Jorge, the young talibé, is now back in his country, owing to the International Organization for Migration (IOM) and a Senegalese government-run welcome centre called Ginddi, two of many institutions assisting in the repatriation of children to Guinea-Bissau.
Quelling the tide
Thanks to increased efforts by local and international organisations, some children have been spared this experience. Police say they have been more proactive since workshops by the IOM, UNICEF and local NGOs informed police, regional governments and local leaders that the unauthorised movement of minors across borders is a crime. That message has trickled down to the village level; the latest arrests were the result of a villager’s tip-off to police.
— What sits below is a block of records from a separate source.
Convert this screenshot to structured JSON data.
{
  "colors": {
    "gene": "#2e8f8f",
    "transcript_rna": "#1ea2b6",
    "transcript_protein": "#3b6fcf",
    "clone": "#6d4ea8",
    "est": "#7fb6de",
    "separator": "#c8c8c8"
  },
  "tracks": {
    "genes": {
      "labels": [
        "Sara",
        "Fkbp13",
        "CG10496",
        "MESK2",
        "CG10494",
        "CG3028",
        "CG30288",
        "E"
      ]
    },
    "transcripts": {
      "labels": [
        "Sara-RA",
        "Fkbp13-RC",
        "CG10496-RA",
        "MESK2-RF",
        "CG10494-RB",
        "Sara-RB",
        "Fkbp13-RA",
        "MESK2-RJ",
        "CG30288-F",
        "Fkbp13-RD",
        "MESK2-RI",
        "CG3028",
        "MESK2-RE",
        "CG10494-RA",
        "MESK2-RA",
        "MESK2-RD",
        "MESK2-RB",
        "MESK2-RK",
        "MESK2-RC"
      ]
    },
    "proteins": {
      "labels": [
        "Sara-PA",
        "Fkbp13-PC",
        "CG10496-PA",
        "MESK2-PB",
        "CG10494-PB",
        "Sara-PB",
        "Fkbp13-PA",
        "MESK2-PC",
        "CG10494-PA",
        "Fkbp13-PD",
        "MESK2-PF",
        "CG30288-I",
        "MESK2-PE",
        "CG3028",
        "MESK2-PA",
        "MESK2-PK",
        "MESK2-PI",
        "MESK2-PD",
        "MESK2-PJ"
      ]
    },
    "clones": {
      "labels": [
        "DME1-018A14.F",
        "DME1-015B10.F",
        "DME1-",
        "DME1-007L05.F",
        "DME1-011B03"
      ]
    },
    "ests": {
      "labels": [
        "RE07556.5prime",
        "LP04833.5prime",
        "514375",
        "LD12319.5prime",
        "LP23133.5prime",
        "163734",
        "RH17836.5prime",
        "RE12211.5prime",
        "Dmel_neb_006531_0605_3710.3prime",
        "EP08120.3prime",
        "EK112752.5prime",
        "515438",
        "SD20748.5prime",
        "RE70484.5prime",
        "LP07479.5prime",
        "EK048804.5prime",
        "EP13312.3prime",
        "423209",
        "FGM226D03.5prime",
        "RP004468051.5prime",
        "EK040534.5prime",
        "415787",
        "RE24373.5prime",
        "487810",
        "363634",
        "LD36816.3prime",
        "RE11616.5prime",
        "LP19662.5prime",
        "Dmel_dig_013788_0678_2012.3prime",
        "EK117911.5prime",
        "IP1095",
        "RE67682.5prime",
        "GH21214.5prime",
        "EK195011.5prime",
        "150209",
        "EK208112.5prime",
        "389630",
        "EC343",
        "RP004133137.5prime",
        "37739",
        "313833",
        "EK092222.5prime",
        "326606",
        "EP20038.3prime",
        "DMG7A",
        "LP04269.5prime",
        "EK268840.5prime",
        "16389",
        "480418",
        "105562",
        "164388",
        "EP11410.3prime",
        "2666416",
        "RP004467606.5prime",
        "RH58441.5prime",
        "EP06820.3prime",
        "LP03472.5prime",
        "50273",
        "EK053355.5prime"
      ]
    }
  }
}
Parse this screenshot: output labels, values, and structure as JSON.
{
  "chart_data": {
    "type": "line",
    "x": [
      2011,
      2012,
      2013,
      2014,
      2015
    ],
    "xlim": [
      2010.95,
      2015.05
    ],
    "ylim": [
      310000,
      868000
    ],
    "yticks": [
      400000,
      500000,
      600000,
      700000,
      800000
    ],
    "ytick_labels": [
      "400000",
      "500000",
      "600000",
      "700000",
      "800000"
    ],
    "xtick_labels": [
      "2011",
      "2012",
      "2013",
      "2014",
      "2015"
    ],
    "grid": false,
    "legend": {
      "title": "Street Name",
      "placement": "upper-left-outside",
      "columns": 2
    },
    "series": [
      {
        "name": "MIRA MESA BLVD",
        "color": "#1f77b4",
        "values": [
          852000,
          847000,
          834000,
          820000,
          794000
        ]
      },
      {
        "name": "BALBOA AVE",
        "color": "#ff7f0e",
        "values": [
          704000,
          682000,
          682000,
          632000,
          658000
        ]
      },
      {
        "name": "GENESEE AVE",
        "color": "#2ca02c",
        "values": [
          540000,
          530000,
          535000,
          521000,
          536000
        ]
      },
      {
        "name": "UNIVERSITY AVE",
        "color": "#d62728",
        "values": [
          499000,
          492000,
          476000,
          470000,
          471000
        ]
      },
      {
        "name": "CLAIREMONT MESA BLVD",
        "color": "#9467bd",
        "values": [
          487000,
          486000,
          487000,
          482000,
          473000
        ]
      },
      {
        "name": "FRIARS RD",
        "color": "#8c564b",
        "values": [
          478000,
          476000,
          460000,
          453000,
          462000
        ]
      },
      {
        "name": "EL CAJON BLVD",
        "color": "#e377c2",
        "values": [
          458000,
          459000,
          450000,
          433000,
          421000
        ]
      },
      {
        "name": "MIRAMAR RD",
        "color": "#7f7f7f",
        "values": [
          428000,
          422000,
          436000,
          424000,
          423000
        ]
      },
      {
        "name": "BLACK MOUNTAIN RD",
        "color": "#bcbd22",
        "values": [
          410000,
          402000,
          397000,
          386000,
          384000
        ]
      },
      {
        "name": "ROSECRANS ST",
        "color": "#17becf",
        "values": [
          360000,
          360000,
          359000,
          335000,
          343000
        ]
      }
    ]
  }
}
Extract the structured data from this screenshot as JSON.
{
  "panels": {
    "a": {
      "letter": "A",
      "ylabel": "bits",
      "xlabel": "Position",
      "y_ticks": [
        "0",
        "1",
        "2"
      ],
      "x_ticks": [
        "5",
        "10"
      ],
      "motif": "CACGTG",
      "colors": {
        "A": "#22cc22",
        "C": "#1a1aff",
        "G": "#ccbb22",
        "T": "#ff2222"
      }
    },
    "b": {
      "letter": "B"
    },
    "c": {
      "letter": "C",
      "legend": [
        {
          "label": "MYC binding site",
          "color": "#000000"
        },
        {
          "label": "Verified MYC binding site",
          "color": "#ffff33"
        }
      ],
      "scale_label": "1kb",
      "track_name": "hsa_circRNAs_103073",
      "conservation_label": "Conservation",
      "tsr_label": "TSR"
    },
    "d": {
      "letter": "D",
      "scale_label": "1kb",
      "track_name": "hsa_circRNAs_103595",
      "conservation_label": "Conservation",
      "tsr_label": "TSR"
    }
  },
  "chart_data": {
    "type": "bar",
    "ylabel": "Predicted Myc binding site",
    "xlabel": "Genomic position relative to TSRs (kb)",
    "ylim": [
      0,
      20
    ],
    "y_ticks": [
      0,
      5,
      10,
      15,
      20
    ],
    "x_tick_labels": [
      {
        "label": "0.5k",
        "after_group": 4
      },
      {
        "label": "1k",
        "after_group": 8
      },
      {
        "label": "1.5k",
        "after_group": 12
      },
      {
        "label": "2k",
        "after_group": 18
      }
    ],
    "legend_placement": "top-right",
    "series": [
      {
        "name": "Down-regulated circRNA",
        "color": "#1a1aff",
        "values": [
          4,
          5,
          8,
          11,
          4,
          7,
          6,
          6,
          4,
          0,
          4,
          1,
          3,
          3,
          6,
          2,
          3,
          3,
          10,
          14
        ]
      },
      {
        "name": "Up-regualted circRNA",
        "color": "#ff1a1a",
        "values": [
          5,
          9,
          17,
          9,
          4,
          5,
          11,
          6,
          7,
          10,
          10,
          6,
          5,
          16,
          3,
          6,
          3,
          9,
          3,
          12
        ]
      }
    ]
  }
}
“We want to fight this. We want our children to remain in our homeland,” said Ousmane Baldé, public protection officer in the women and children section of the regional police force of Bafatà. Police have intercepted 301 children en route to Senegal from the Bafatà and Gabù regions this year.
”…We want to fight this. We want our children to remain in our homeland…”
The fight is also happening on other fronts. The group SOS-Talibé Children has been trying to dispel a popular belief that begging shapes a young boy’s character by teaching him humility. Giving alms is also a requirement in Islam.
“Our weapon [to convince people] is the Koran. It is not an Islamic obligation to exploit children or to send them only to the Koranic schools,” said coordinator Malam Bau Ciro, whose father was a Koranic teacher. Ciro has translated the Koran into Portuguese, Guinea-Bissau’s official language, in order to support his assertions.
With the help of the NGO Plan International, SOS-Talibé runs a school that teaches both Arabic and Portuguese, both the Koran and traditional subjects like math. Plan International has also built five such schools and is supporting another 35, in which the original Koranic teachers are complemented by instructors who teach other material.
Despite the efforts, the movement of children from Guinea-Bissau continues and may even be on the rise, some local associations say. UNICEF estimated in a 2003 report that every year close to 400,000 African children are victims of trafficking for domestic work, sexual exploitation, to work in shops or on farms or to be scavengers and street hawkers.
* Jorge’s real name has been withheld to protect his identity.